Esta previsión consta en el memorándum y forma parte de las medidas para viabilizar el cronograma definido por el gobierno estadounidense.
La coordinación estará a cargo de la Oficina de Política Científica y Tecnológica de la Casa Blanca, responsable de elaborar una hoja de ruta para identificar obstáculos regulatorios, técnicos e industriales.
Entre los puntos mencionados se encuentran la seguridad nuclear, las evaluaciones ambientales, el transporte, el lanzamiento, las pruebas en tierra, los materiales, los sistemas de conversión de energía y la capacitación especializada.
China y Rusia en proyectos de energía nuclear lunar
El plan estadounidense avanza en un contexto en el que China y Rusia también desarrollan proyectos relacionados con la presencia humana y robótica en la Luna.
China trabaja para llevar astronautas al satélite hasta 2030 y pretende construir, con apoyo ruso, un modelo básico de la Estación Internacional de Investigación Lunar hasta 2035.
La futura estación lunar liderada por China podría incluir un reactor nuclear como fuente de energía en la superficie.
La información fue divulgada por autoridades espaciales chinas y acompaña los planes del país para una infraestructura permanente de investigación fuera de la Tierra.
Rusia también mantiene proyectos propios para energía nuclear lunar.
En marzo de 2026, la agencia estatal china Xinhua informó que la central nuclear planificada por Rosatom, el Instituto Kurchatov y Roscosmos tendría al menos 5 kW de potencia, una vida útil de hasta diez años y un montaje previsto entre 2033 y 2035.
En abril de 2026, la agencia rusa Tass informó que un prototipo de la estación Selena debe construirse en 2032.
El proyecto se cita dentro de los planes rusos para el uso de energía nuclear en instalaciones lunares y en tecnologías espaciales asociadas.

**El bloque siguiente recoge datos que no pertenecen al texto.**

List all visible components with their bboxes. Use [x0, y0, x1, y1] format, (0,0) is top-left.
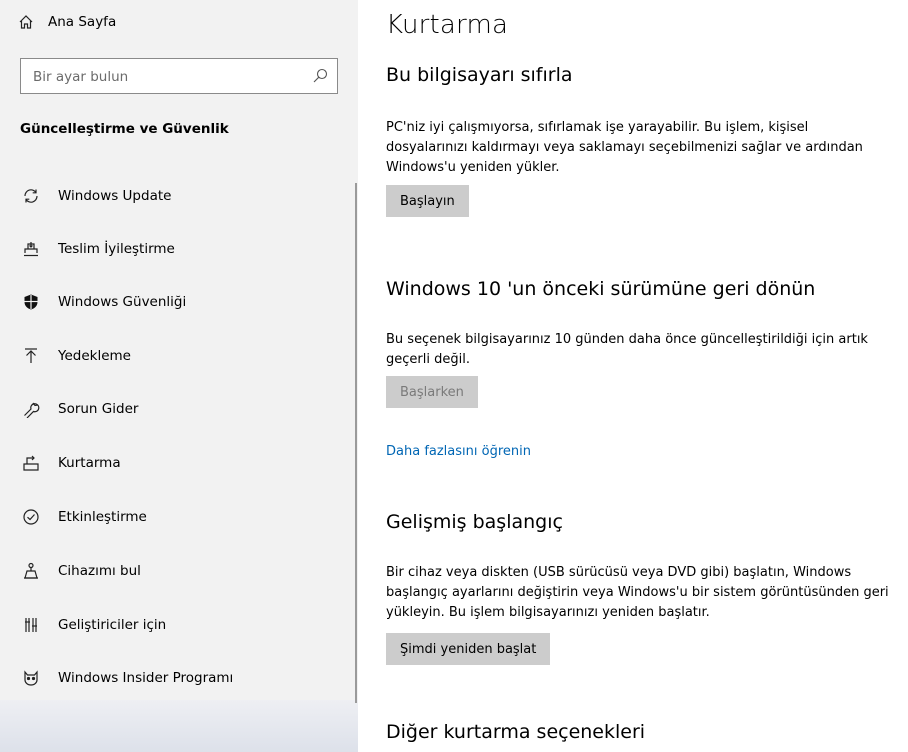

Los plazos divulgados por los países indican que el desarrollo de reactores para la Luna aún depende de etapas técnicas, industriales y regulatorias.
En el caso estadounidense, no hay confirmación pública sobre proveedores finales, presupuesto total detallado ni fecha exacta de lanzamiento del reactor lunar.
También siguen pendientes los procesos de autorización, seguridad e integración con el vehículo de lanzamiento y el módulo que llevará el sistema hasta la superficie.
Estos puntos son relevantes porque implican el transporte de material nuclear, la operación en un ambiente espacial y el funcionamiento continuo en condiciones extremas.
Según la Nasa, los sistemas de fisión pueden ser una de las bases para misiones prolongadas fuera de la Tierra, al ofrecer generación de energía estable en lugares donde los paneles solares enfrentan limitaciones.